Снаружи приходили уже по большей части только стареющие охотницы до сексуальных переживаний. И лавочнику, понятное дело, нужно было продавать презервативы, потому что дамочки боялись СПИДа.
В обмен на новые впечатления они пописывали правдивые отчеты в своей свободной прессе, да и зэки старались просветить их рассказами о своем истинном положении. А еще журналистки говорили, что нужно разоблачать грехи тюремного начальства, чтобы встряхнуть свободный мир и заставить его содрогнуться. Но это-то как раз волновало зэков меньше всего. Гораздо интереснее было послушать рассказы этих милых дам о том, почему же все-таки отправили на пенсию старого начальника тюрьмы.
Говорили, что он слишком уж хорошо управлял тюрьмой, в этом-то и была его вина, и этого не смогли пережить в свободном демократическом мире.
Но почему же все-таки, почему?
Наиболее сознательные и думающие зэки сами тоже пробовали кое о чем поразмышлять.
Так, например, они заметили, что тюрьма невыгодна с экономической точки зрения - она ничего не производит, не в состоянии организовать самообеспечение и, значит, сидит на шее у свободного мира. И никогда тюрьма не сможет достичь конвертирования: все-таки ее валюта - цепи...
Да, рассуждали эти умники, тюрьма - это сущий экономический абсурд, но есть же тогда какая-то причина...
Может быть - приходили они к выводу, - дело в том, что на свете много таких тюрем и дороже обошлось бы привести их в порядок, чем просто оставить все как есть. А если обитателей тюрем выпустили бы на волю, то они заполнили бы весь свободный мир, и тогда там надо было бы запихнуть их в тюрьмы, и снова началась бы тюремная жизнь, только уже у них. Дешевле и проще оставить тюрьмы там, где они и есть.
Но, возможно, было бы еще дешевле, если бы все тюрьмы вместе с заключенными взять да и разбомбить? Конечно, это было бы дешевле, да только, приводили свои аргументы милые стареющие журналистки, свободный мир так поступить не сможет. А что он сможет, так это снабдить закоренелых преступников всеми земными благами. Например, оружием. В свободном мире надеются, что заключенные однажды вдруг восстанут, вырвутся на волю и нападут на свободный мир, размахивая атомной бомбой и ручными гранатами, и тогда наконец появится casus belli.

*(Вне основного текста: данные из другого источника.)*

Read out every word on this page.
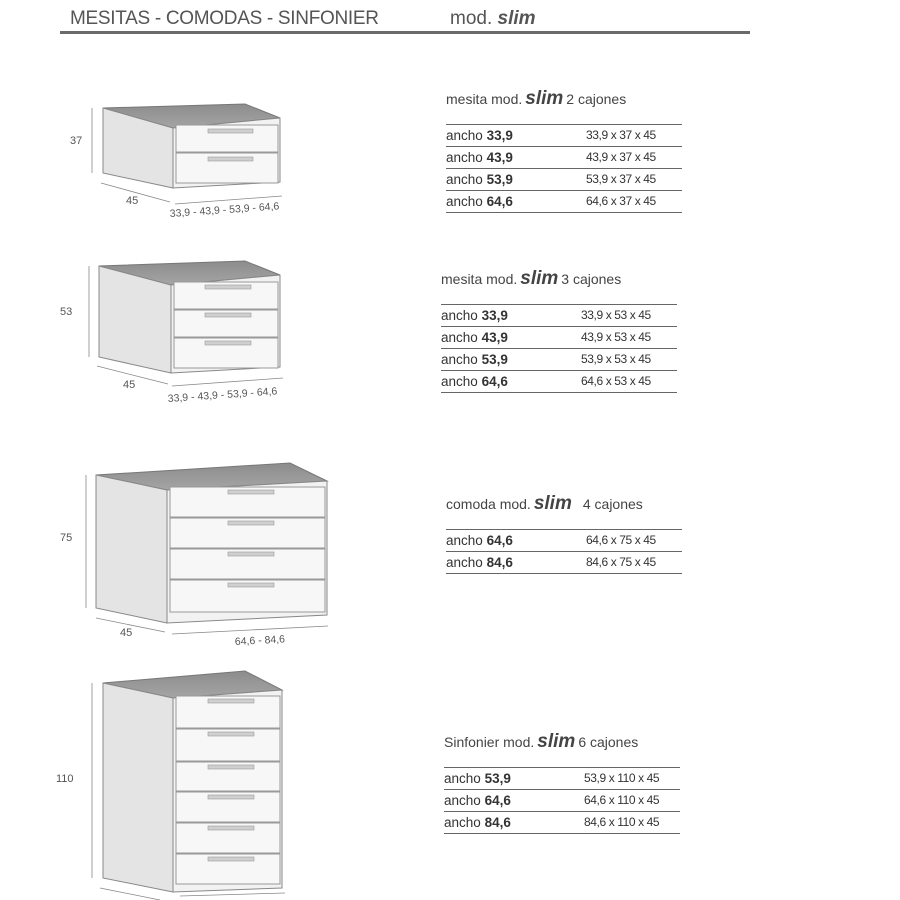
MESITAS - COMODAS - SINFONIER	mod. slim
37
45	33,9 - 43,9 - 53,9 - 64,6
53
45
33,9 - 43,9 - 53,9 - 64,6
75
45
64,6 - 84,6
110
mesita mod. slim 2 cajones
ancho 33,9	33,9 x 37 x 45
ancho 43,9	43,9 x 37 x 45
ancho 53,9	53,9 x 37 x 45
ancho 64,6	64,6 x 37 x 45
mesita mod. slim 3 cajones
ancho 33,9	33,9 x 53 x 45
ancho 43,9	43,9 x 53 x 45
ancho 53,9	53,9 x 53 x 45
ancho 64,6	64,6 x 53 x 45
comoda mod. slim 4 cajones
ancho 64,6	64,6 x 75 x 45
ancho 84,6	84,6 x 75 x 45
Sinfonier mod. slim 6 cajones
ancho 53,9	53,9 x 110 x 45
ancho 64,6	64,6 x 110 x 45
ancho 84,6	84,6 x 110 x 45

И не беда, если бандюги во внутритюремных разборках перебьют друг друга. В плохих тюрьмах уже давно освобожденные зэки так и делают.
До сих пор, говорили некоторые, жить в тюрьме было состоянием, а сейчас, видите ли, это уже стало моральным поступком.
Много чего говорили.
Очень строго следили за свободой слова - во всяком случае, свободный мир нервно реагировал на цензуру в тюремной стенгазете. Директор был вынужден снова и снова вывешивать запрещенные им статьи, где критиковали его деятельность. Свободный мир, несмотря на это, не переставал заверять директора в своей поддержке. Среди заключенных росла тревога и даже истерия. Многие говорили им, что их рабство лучше, чем свобода снаружи. Потом им сказали, что они все-таки были в тюрьме не свободными, а заключенными и свобода настала только сейчас.
Но выпустить их не хотели.
Скептически настроенное меньшинство подсчитало, что те, кто снаружи, они ведь тоже родились, чтобы прожить в этой стране и в эту эпоху всего-то каких-нибудь шестьдесят-семьдесят лет!
Большинство же почистили ружейные стволы, смазали затворы и, стараясь сдерживать растущую злобу, затаились, чтобы, когда придет время, вырваться на волю и начать палить по всем без разбора, особенно, конечно, по свободным, чтобы они могли потом сказать, перед тем как их разбомбят: ну вот, видите, что мы вам говорили!